EFPIA has not made any comment on those reference documents for the time being, but Nathalie Moll, the Director General of EFPIA, is quoted as saying that an SPC manufacturing waiver would be detrimental to innovation, to research and development in Europe and to the economy as a whole. Such a waiver would make attracting investment more difficult as investors look for the most favourable intellectual property environment to decide on their investments and can find such environments elsewhere. It would send a worrying signal about the EU’s respect for, and seriousness about, building a knowledge-based economy.

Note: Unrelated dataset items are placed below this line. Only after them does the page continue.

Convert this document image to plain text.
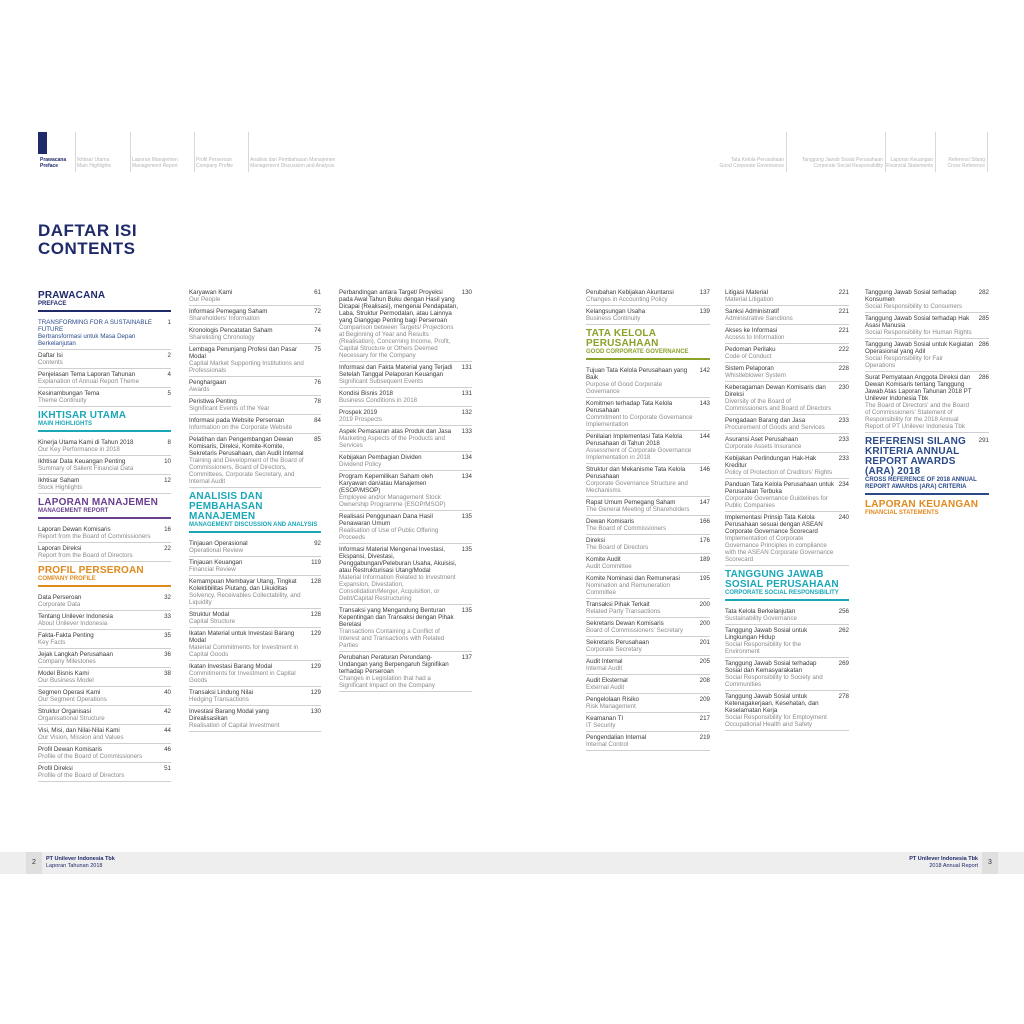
Prawacana
Preface
Ikhtisar Utama
Main Highlights
Laporan Manajemen
Management Report
Profil Perseroan
Company Profile
Analisis dan Pembahasan Manajemen
Management Discussion and Analysis
Tata Kelola Perusahaan
Good Corporate Governance
Tanggung Jawab Sosial Perusahaan
Corporate Social Responsibility
Laporan Keuangan
Financial Statements
Referensi Silang
Cross Reference
DAFTAR ISI
CONTENTS
PRAWACANA
PREFACE
TRANSFORMING FOR A SUSTAINABLE FUTURE
Bertransformasi untuk Masa Depan Berkelanjutan
1
Daftar Isi
Contents
2
Penjelasan Tema Laporan Tahunan
Explanation of Annual Report Theme
4
Kesinambungan Tema
Theme Continuity
5
IKHTISAR UTAMA
MAIN HIGHLIGHTS
Kinerja Utama Kami di Tahun 2018
Our Key Performance in 2018
8
Ikhtisar Data Keuangan Penting
Summary of Salient Financial Data
10
Ikhtisar Saham
Stock Highlights
12
LAPORAN MANAJEMEN
MANAGEMENT REPORT
Laporan Dewan Komisaris
Report from the Board of Commissioners
16
Laporan Direksi
Report from the Board of Directors
22
PROFIL PERSEROAN
COMPANY PROFILE
Data Perseroan
Corporate Data
32
Tentang Unilever Indonesia
About Unilever Indonesia
33
Fakta-Fakta Penting
Key Facts
35
Jejak Langkah Perusahaan
Company Milestones
36
Model Bisnis Kami
Our Business Model
38
Segmen Operasi Kami
Our Segment Operations
40
Struktur Organisasi
Organisational Structure
42
Visi, Misi, dan Nilai-Nilai Kami
Our Vision, Mission and Values
44
Profil Dewan Komisaris
Profile of the Board of Commissioners
46
Profil Direksi
Profile of the Board of Directors
51
Karyawan Kami
Our People
61
Informasi Pemegang Saham
Shareholders' Information
72
Kronologis Pencatatan Saham
Sharelisting Chronology
74
Lembaga Penunjang Profesi dan Pasar Modal
Capital Market Supporting Institutions and Professionals
75
Penghargaan
Awards
76
Peristiwa Penting
Significant Events of the Year
78
Informasi pada Website Perseroan
Information on the Corporate Website
84
Pelatihan dan Pengembangan Dewan Komisaris, Direksi, Komite-Komite, Sekretaris Perusahaan, dan Audit Internal
Training and Development of the Board of Commissioners, Board of Directors, Committees, Corporate Secretary, and Internal Audit
85
ANALISIS DAN PEMBAHASAN MANAJEMEN
MANAGEMENT DISCUSSION AND ANALYSIS
Tinjauan Operasional
Operational Review
92
Tinjauan Keuangan
Financial Review
119
Kemampuan Membayar Utang, Tingkat Kolektibilitas Piutang, dan Likuiditas
Solvency, Receivables Collectability, and Liquidity
128
Struktur Modal
Capital Structure
128
Ikatan Material untuk Investasi Barang Modal
Material Commitments for Investment in Capital Goods
129
Ikatan Investasi Barang Modal
Commitments for Investment in Capital Goods
129
Transaksi Lindung Nilai
Hedging Transactions
129
Investasi Barang Modal yang Direalisasikan
Realisation of Capital Investment
130
Perbandingan antara Target/ Proyeksi pada Awal Tahun Buku dengan Hasil yang Dicapai (Realisasi), mengenai Pendapatan, Laba, Struktur Permodalan, atau Lainnya yang Dianggap Penting bagi Perseroan
Comparison between Targets/ Projections at Beginning of Year and Results (Realisation), Concerning Income, Profit, Capital Structure or Others Deemed Necessary for the Company
130
Informasi dan Fakta Material yang Terjadi Setelah Tanggal Pelaporan Keuangan
Significant Subsequent Events
131
Kondisi Bisnis 2018
Business Conditions in 2018
131
Prospek 2019
2019 Prospects
132
Aspek Pemasaran atas Produk dan Jasa
Marketing Aspects of the Products and Services
133
Kebijakan Pembagian Dividen
Dividend Policy
134
Program Kepemilikan Saham oleh Karyawan dan/atau Manajemen (ESOP/MSOP)
Employee and/or Management Stock Ownership Programme (ESOP/MSOP)
134
Realisasi Penggunaan Dana Hasil Penawaran Umum
Realisation of Use of Public Offering Proceeds
135
Informasi Material Mengenai Investasi, Ekspansi, Divestasi, Penggabungan/Peleburan Usaha, Akuisisi, atau Restrukturisasi Utang/Modal
Material Information Related to Investment Expansion, Divestation, Consolidation/Merger, Acquisition, or Debt/Capital Restructuring
135
Transaksi yang Mengandung Benturan Kepentingan dan Transaksi dengan Pihak Berelasi
Transactions Containing a Conflict of Interest and Transactions with Related Parties
135
Perubahan Peraturan Perundang-Undangan yang Berpengaruh Signifikan terhadap Perseroan
Changes in Legislation that had a Significant Impact on the Company
137
Perubahan Kebijakan Akuntansi
Changes in Accounting Policy
137
Kelangsungan Usaha
Business Continuity
139
TATA KELOLA PERUSAHAAN
GOOD CORPORATE GOVERNANCE
Tujuan Tata Kelola Perusahaan yang Baik
Purpose of Good Corporate Governance
142
Komitmen terhadap Tata Kelola Perusahaan
Commitment to Corporate Governance Implementation
143
Penilaian Implementasi Tata Kelola Perusahaan di Tahun 2018
Assessment of Corporate Governance Implementation in 2018
144
Struktur dan Mekanisme Tata Kelola Perusahaan
Corporate Governance Structure and Mechanisms
146
Rapat Umum Pemegang Saham
The General Meeting of Shareholders
147
Dewan Komisaris
The Board of Commissioners
166
Direksi
The Board of Directors
176
Komite Audit
Audit Committee
189
Komite Nominasi dan Remunerasi
Nomination and Remuneration Committee
195
Transaksi Pihak Terkait
Related Party Transactions
200
Sekretaris Dewan Komisaris
Board of Commissioners' Secretary
200
Sekretaris Perusahaan
Corporate Secretary
201
Audit Internal
Internal Audit
205
Audit Eksternal
External Audit
208
Pengelolaan Risiko
Risk Management
209
Keamanan TI
IT Security
217
Pengendalian Internal
Internal Control
219
Litigasi Material
Material Litigation
221
Sanksi Administratif
Administrative Sanctions
221
Akses ke Informasi
Access to Information
221
Pedoman Perilaku
Code of Conduct
222
Sistem Pelaporan
Whistleblower System
228
Keberagaman Dewan Komisaris dan Direksi
Diversity of the Board of Commissioners and Board of Directors
230
Pengadaan Barang dan Jasa
Procurement of Goods and Services
233
Asuransi Aset Perusahaan
Corporate Assets Insurance
233
Kebijakan Perlindungan Hak-Hak Kreditur
Policy of Protection of Creditors' Rights
233
Panduan Tata Kelola Perusahaan untuk Perusahaan Terbuka
Corporate Governance Guidelines for Public Companies
234
Implementasi Prinsip Tata Kelola Perusahaan sesuai dengan ASEAN Corporate Governance Scorecard
Implementation of Corporate Governance Principles in compliance with the ASEAN Corporate Governance Scorecard
240
TANGGUNG JAWAB SOSIAL PERUSAHAAN
CORPORATE SOCIAL RESPONSIBILITY
Tata Kelola Berkelanjutan
Sustainability Governance
256
Tanggung Jawab Sosial untuk Lingkungan Hidup
Social Responsibility for the Environment
262
Tanggung Jawab Sosial terhadap Sosial dan Kemasyarakatan
Social Responsibility to Society and Communities
269
Tanggung Jawab Sosial untuk Ketenagakerjaan, Kesehatan, dan Keselamatan Kerja
Social Responsibility for Employment Occupational Health and Safety
278
Tanggung Jawab Sosial terhadap Konsumen
Social Responsibility to Consumers
282
Tanggung Jawab Sosial terhadap Hak Asasi Manusia
Social Responsibility for Human Rights
285
Tanggung Jawab Sosial untuk Kegiatan Operasional yang Adil
Social Responsibility for Fair Operations
286
Surat Pernyataan Anggota Direksi dan Dewan Komisaris tentang Tanggung Jawab Atas Laporan Tahunan 2018 PT Unilever Indonesia Tbk
The Board of Directors' and the Board of Commissioners' Statement of Responsibility for the 2018 Annual Report of PT Unilever Indonesia Tbk
286
REFERENSI SILANG KRITERIA ANNUAL REPORT AWARDS (ARA) 2018
CROSS REFERENCE OF 2018 ANNUAL REPORT AWARDS (ARA) CRITERIA
291
LAPORAN KEUANGAN
FINANCIAL STATEMENTS
2	PT Unilever Indonesia Tbk
Laporan Tahunan 2018
PT Unilever Indonesia Tbk
2018 Annual Report	3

The economic evidence from Charles Rivers Associates on job creation and the savings resulting from earlier generic entry may be open to challenge by consultees. Indeed, it appears that the US Chamber of Commerce has already commissioned research that reaches an opposite conclusion. We expect the evidence from innovator companies to focus on the impact these changes could have on attracting research to the EU, investment incentives, competition through innovation and the promotion of essential innovation for patients. The Commission expressly seeks such evidence from stakeholders on their experience with SPCs and the Bolar exemption.

The Commission will publish a summary and assessment of the consultation outcome in a report on its website and will use the report to inform any future policy and legislative proposals on SPCs and patent exemptions.